There's exceptions where the plans will start a review prior to approval. It's pretty rare though that they spend the time to really start reviewing a product or an indication prior to approval. Again, they do it with

Speaker 3

So things are under review at the FDA, they're more likely to. We have the final first.

Speaker 2

Yes, exactly.

Speaker 10

Thanks. That was helpful. And just one last question. So I think you in your prepared remarks, you said you plan on expanding the commercial for us for ferrosix. Could you comment on what the magnitude of that expansion would be?

Speaker 10

And does what the impact of change impact your timing decision making there?

Speaker 2

There'll be no impact unless change went for months here, right, which we don't anticipate. I think anyone anticipates that. There's no impact on how we're looking at expanding the sales force at all. So I think what our thinking has been is that to expand it to 90 here mid year in front of the Class IV approval and then to 125 very early next year in front of the CKD expansion. So that's the thinking right now, but there'll be no impact from change on change health care on that.

Operator

Thanks a lot. Thanks for taking

Speaker 10

my questions. And once again congrats on the progress.

Speaker 2

Thanks, Matt. Appreciate it.

Speaker 3

Okay. There

Operator

are no further questions in the queue. I'd like to hand it back to management for closing remarks.

Speaker 2

Great. Thank you very much. That concludes our call this afternoon. We remain pleased with the trajectory of our Pyrosix launch.
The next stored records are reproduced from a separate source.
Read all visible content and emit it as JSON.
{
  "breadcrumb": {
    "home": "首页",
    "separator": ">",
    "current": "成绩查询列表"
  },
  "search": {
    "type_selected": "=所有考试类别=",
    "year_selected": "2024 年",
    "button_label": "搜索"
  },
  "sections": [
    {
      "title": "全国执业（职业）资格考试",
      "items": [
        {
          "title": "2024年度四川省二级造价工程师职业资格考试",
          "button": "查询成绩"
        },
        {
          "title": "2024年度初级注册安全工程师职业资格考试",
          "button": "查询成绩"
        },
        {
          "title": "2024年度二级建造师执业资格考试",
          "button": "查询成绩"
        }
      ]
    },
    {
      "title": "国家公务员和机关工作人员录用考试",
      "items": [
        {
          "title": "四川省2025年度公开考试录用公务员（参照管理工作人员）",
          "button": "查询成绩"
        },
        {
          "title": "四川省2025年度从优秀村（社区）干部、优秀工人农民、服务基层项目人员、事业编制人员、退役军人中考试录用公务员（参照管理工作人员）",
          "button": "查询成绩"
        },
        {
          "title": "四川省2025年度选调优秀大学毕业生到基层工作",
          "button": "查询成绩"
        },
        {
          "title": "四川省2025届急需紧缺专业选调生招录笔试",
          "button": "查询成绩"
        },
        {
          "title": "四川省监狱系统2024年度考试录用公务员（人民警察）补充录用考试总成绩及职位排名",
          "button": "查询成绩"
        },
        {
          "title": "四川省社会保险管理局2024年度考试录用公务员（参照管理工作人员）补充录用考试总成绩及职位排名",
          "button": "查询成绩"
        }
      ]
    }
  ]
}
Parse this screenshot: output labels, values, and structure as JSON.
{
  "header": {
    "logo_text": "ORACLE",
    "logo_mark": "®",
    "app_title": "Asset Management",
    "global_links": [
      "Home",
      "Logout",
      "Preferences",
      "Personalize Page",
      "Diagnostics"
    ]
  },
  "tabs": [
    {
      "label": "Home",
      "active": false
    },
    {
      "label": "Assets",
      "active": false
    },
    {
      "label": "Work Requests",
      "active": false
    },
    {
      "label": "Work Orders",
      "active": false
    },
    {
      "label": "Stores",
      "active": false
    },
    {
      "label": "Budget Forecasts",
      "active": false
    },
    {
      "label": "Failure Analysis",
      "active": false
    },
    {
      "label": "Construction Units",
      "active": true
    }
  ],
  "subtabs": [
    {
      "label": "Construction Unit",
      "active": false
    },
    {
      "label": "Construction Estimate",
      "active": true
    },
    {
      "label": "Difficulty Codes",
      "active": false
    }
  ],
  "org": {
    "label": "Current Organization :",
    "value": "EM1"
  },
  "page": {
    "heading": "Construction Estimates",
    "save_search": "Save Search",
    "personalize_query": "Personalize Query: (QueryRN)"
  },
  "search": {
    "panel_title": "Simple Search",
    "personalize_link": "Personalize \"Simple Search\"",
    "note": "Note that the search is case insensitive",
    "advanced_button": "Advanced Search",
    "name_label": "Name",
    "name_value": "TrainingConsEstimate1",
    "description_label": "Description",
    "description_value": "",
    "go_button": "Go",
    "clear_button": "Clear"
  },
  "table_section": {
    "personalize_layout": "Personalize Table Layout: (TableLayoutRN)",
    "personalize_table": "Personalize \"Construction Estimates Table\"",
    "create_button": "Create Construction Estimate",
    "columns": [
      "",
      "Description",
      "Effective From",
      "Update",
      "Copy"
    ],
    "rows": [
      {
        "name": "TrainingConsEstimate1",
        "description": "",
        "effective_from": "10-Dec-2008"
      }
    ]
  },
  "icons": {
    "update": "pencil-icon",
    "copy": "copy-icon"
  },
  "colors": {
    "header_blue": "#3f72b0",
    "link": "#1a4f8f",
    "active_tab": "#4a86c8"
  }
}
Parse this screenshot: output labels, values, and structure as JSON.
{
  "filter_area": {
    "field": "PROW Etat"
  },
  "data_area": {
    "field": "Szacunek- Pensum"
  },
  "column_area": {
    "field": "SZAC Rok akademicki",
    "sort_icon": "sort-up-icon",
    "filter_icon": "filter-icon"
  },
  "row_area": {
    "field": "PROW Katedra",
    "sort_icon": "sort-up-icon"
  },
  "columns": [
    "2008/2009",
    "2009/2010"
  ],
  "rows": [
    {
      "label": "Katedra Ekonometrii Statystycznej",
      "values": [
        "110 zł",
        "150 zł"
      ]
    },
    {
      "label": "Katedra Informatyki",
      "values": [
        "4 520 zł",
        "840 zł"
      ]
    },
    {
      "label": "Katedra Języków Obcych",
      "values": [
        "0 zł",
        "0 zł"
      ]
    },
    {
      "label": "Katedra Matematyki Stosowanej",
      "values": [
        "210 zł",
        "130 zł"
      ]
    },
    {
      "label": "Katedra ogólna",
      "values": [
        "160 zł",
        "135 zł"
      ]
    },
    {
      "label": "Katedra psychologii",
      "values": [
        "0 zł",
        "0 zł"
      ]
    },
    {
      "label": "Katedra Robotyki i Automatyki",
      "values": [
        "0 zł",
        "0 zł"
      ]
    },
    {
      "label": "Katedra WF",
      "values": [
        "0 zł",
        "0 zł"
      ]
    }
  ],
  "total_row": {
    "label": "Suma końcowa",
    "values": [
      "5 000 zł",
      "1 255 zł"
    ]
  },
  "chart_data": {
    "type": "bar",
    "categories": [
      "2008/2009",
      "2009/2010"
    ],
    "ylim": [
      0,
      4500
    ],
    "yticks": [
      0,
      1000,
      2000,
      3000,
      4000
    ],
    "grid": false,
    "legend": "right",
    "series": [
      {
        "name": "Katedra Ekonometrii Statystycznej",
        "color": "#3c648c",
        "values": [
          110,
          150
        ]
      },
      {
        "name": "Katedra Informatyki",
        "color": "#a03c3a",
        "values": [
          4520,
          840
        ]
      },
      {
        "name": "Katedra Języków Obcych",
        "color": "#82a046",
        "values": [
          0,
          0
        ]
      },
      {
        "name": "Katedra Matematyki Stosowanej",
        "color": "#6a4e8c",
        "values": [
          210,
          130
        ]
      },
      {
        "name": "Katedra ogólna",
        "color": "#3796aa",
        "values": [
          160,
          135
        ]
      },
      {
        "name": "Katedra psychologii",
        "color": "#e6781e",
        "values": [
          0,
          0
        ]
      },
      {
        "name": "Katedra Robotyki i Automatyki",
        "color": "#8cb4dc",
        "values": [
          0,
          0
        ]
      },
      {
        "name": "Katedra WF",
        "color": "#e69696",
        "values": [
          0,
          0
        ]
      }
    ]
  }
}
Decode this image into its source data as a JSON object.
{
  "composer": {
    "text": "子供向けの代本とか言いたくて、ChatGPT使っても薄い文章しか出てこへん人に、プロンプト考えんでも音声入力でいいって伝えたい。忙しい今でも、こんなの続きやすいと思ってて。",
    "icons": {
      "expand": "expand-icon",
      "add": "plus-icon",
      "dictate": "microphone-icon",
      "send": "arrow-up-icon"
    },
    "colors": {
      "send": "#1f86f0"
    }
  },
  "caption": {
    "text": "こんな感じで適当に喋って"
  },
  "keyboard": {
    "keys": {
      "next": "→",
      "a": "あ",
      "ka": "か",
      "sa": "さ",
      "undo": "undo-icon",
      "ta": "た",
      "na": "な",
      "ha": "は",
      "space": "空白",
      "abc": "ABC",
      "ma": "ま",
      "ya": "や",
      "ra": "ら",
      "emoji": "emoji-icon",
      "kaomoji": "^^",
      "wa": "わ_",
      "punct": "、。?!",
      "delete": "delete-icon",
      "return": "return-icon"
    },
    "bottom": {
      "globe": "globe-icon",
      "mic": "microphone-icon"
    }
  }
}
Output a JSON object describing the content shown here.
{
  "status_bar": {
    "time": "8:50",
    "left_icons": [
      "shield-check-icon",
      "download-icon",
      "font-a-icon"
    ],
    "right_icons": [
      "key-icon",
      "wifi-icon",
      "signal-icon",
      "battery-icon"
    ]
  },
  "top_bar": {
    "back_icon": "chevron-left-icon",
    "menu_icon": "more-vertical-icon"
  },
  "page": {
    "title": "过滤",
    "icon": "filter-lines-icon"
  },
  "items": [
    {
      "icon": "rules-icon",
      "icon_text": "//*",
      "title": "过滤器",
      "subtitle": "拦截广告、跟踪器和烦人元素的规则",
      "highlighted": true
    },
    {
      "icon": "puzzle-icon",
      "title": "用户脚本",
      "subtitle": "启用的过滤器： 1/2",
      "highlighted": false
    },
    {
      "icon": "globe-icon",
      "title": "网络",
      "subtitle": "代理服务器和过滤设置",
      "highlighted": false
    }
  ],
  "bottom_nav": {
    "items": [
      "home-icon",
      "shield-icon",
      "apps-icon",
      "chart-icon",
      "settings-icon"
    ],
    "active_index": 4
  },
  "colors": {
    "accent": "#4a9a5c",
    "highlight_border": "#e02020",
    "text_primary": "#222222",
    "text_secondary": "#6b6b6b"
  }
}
We expect that the meaningful progress that we're making with payers will add to our momentum as heart failure patients gain affordable access to Pharosix.

Speaker 2

We're excited about our lifecycle initiatives after having productive discussions with the FDA and look forward to providing some updates as we progress through 2024. Overall, I'm pleased with our progress and believe that we can build on our current momentum and look forward towards a successful year. Thank you again and have a great evening.

Operator

Ladies and gentlemen, this does conclude today's teleconference. Thank you for your participation. You may disconnect your lines at this time and have a wonderful day.